Google must defend against attacks from Microsoft on multiple fronts -- they're opportunistic and follow a pattern of attempting to cash in when Google is vulnerable. It also happens with increasing frequency. Consider Microsoft's attempts a year ago to justify copying Google results by turning around and accusing the Mountain View, Calif. company of click fraud.
Then there was the time Microsoft hid behind a group working for "fairer search" to accuse Google of unfair competition. But that's the past. Present offenses achieve new lows only surpassed by political candidates. (Say, Microsoft, did you add former campaign managers to the payroll?)
'Googlighting' or Overused Marketing Schtick?
In the above video, posted yesterday, Microsoft parodies 1980's ABC comedy-drama Moonlighting to show Google is "new to the game", and sees corporate customers as beta testers for productivity apps. For those who may be unfamiliar with the term, "moonlighting" is the practice of having a secondary job in addition to your primary one. In most cases, you're not as good at that second job, and that's the point Microsoft tries to make.
This isn't the first time Microsoft personified a Google feature into a person. Last summer's "GMail Man" poked fun at Google's use of the content of your email messages in order to serve advertisements. Funny thing, Microsoft's Hotmail slaps ads alongside your messages, too.
I'll admit to finding GMail Man (as did many other people) interesting and original. The video brought up a valid point about Google's advertising strategy. At the same time, a style of marketing can be overused. In two separate video campaigns Microsoft portrays Google as being pretty sleazy. At best, Microsoft certainly toes the line on this one. At worst, the videos are so dirty, the company should hire out staff to run negative political campaigns.
Kicking 'em when They're Down
As expressed earlier, Microsoft executives seem to relish in piling on when Google's not having a good day. Take for example Monday's post by Internet Explorer vice president Dean Hachamovitch. He claims that Google uses similar tactics to the Safari exploit in order to bypass the browser's privacy settings. IE uses a technology known as P3P to protect users from malicious cookies, and the site must present a statement to the browser explaining how the cookie is used, and that statement cannot include user tracking.
"We've found that Google bypasses the P3P Privacy Protection feature in IE", Hachamovitch writes. "Google's P3P policy causes Internet Explorer to accept Google’s cookies even though the policy does not state Google's intent". If an invalid P3P policy is encountered, the policy is accepted by default. This means the cookie has free reign to do as it pleases, regardless of privacy settings. Microsoft has made the conscious decision to follow W3C specifications, which renders its privacy controls partially useless. Hachamovitch says that the company is investigating the option of ignoring invalid P3P policies, which makes sense. So do it!
From there the post takes an opportunistic tone, urging users to upgrade to IE9, which includes an additional anti-track feature called Tracking Protection.

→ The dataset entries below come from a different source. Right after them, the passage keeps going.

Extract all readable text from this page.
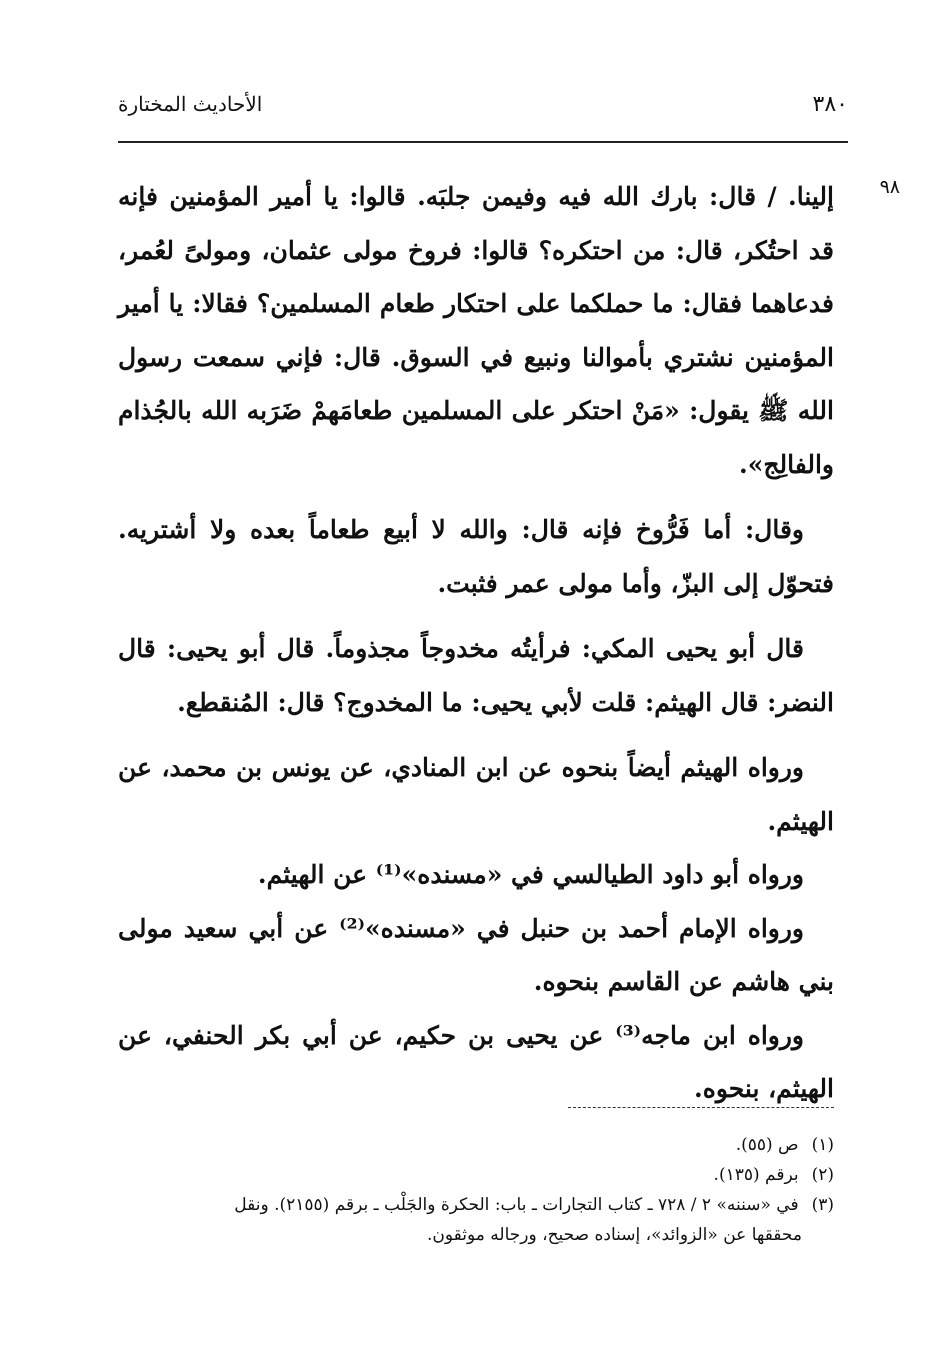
٣٨٠
الأحاديث المختارة
٩٨

إلينا. / قال: بارك الله فيه وفيمن جلبَه. قالوا: يا أمير المؤمنين فإنه قد احتُكر، قال: من احتكره؟ قالوا: فروخ مولى عثمان، ومولىً لعُمر، فدعاهما فقال: ما حملكما على احتكار طعام المسلمين؟ فقالا: يا أمير المؤمنين نشتري بأموالنا ونبيع في السوق. قال: فإني سمعت رسول الله ﷺ يقول: «مَنْ احتكر على المسلمين طعامَهمْ ضَرَبه الله بالجُذام والفالِج».

وقال: أما فَرُّوخ فإنه قال: والله لا أبيع طعاماً بعده ولا أشتريه. فتحوّل إلى البزّ، وأما مولى عمر فثبت.

قال أبو يحيى المكي: فرأيتُه مخدوجاً مجذوماً. قال أبو يحيى: قال النضر: قال الهيثم: قلت لأبي يحيى: ما المخدوج؟ قال: المُنقطع.

ورواه الهيثم أيضاً بنحوه عن ابن المنادي، عن يونس بن محمد، عن الهيثم.

ورواه أبو داود الطيالسي في «مسنده»⁽¹⁾ عن الهيثم.

ورواه الإمام أحمد بن حنبل في «مسنده»⁽²⁾ عن أبي سعيد مولى بني هاشم عن القاسم بنحوه.

ورواه ابن ماجه⁽³⁾ عن يحيى بن حكيم، عن أبي بكر الحنفي، عن الهيثم، بنحوه.

(١) ص (٥٥).

(٢) برقم (١٣٥).

(٣) في «سننه» ٢ / ٧٢٨ ـ كتاب التجارات ـ باب: الحكرة والجَلْب ـ برقم (٢١٥٥). ونقل

محققها عن «الزوائد»، إسناده صحيح، ورجاله موثقون.
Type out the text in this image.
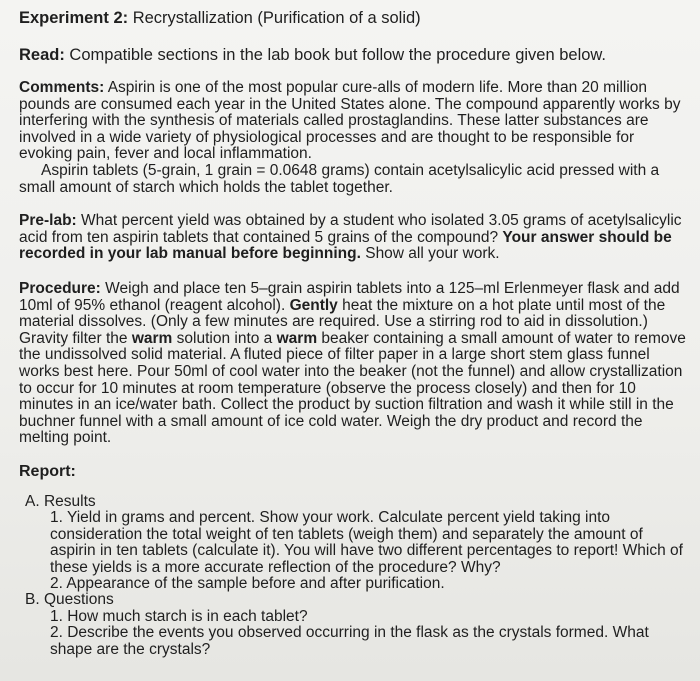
Experiment 2: Recrystallization (Purification of a solid)

Read: Compatible sections in the lab book but follow the procedure given below.

Comments: Aspirin is one of the most popular cure-alls of modern life. More than 20 million pounds are consumed each year in the United States alone. The compound apparently works by interfering with the synthesis of materials called prostaglandins. These latter substances are involved in a wide variety of physiological processes and are thought to be responsible for evoking pain, fever and local inflammation.

Aspirin tablets (5-grain, 1 grain = 0.0648 grams) contain acetylsalicylic acid pressed with a small amount of starch which holds the tablet together.

Pre-lab: What percent yield was obtained by a student who isolated 3.05 grams of acetylsalicylic acid from ten aspirin tablets that contained 5 grains of the compound? Your answer should be recorded in your lab manual before beginning. Show all your work.

Procedure: Weigh and place ten 5–grain aspirin tablets into a 125–ml Erlenmeyer flask and add 10ml of 95% ethanol (reagent alcohol). Gently heat the mixture on a hot plate until most of the material dissolves. (Only a few minutes are required. Use a stirring rod to aid in dissolution.) Gravity filter the warm solution into a warm beaker containing a small amount of water to remove the undissolved solid material. A fluted piece of filter paper in a large short stem glass funnel works best here. Pour 50ml of cool water into the beaker (not the funnel) and allow crystallization to occur for 10 minutes at room temperature (observe the process closely) and then for 10 minutes in an ice/water bath. Collect the product by suction filtration and wash it while still in the buchner funnel with a small amount of ice cold water. Weigh the dry product and record the melting point.

Report:

A. Results

1. Yield in grams and percent. Show your work. Calculate percent yield taking into consideration the total weight of ten tablets (weigh them) and separately the amount of aspirin in ten tablets (calculate it). You will have two different percentages to report! Which of these yields is a more accurate reflection of the procedure? Why?

2. Appearance of the sample before and after purification.

B. Questions

1. How much starch is in each tablet?

2. Describe the events you observed occurring in the flask as the crystals formed. What shape are the crystals?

The feature isn't based on P3P and isn't susceptible to the workarounds that do exist. The charge against Google is doubly low: P3P is far from secure, and in most cases not even enforceable; the push towards Tracking Protection is a bait-and-switch tactic, by using accusations against Google to cajole Windows users to adopt IE9.
Microsoft's timing reveals much about its intentions. Hachamovitch posted his Google-privacy accusations on a US holiday, when news was otherwise light. By late day yesterday, there were blog posts and news stories everywhere. (Well, not at BetaNews. The stink from Microsoft's blog post filled the newsroom. We intentionally waited.)
Half-Truths and Damn Lies
Google is shooting back, calling P3P "impractical" for providing modern web functionality (Microsoft introduced P3P in 2001 with Internet Explorer 6 -- right, the browser the company wants everyone to finally stop using). "Today the Microsoft policy [on using P3P] is widely non-operational," Google communications and policy senior vice president Rachel Whetstone says. Whetstone points to a 2010 study indicating as many as 11,000 websites were not issuing valid P3P policy statements.
"The reality is that consumers don't, by and large, use the P3P framework to make decisions about personal information disclosure", she argues.
There are bigger problems in Redmond -- like making the company truly competitive. Microsoft executives need to focus less on raking Google over the coals every chance they get, and more on how to advance their own company. With a share price that has been stagnant for much of the past decade, shouldn't that be job number one? Or advancing release of new Office and Windows versions?
While at it, Microsoft should rethink its browser privacy control strategy, since it has little, if any, support among the Web's biggest players.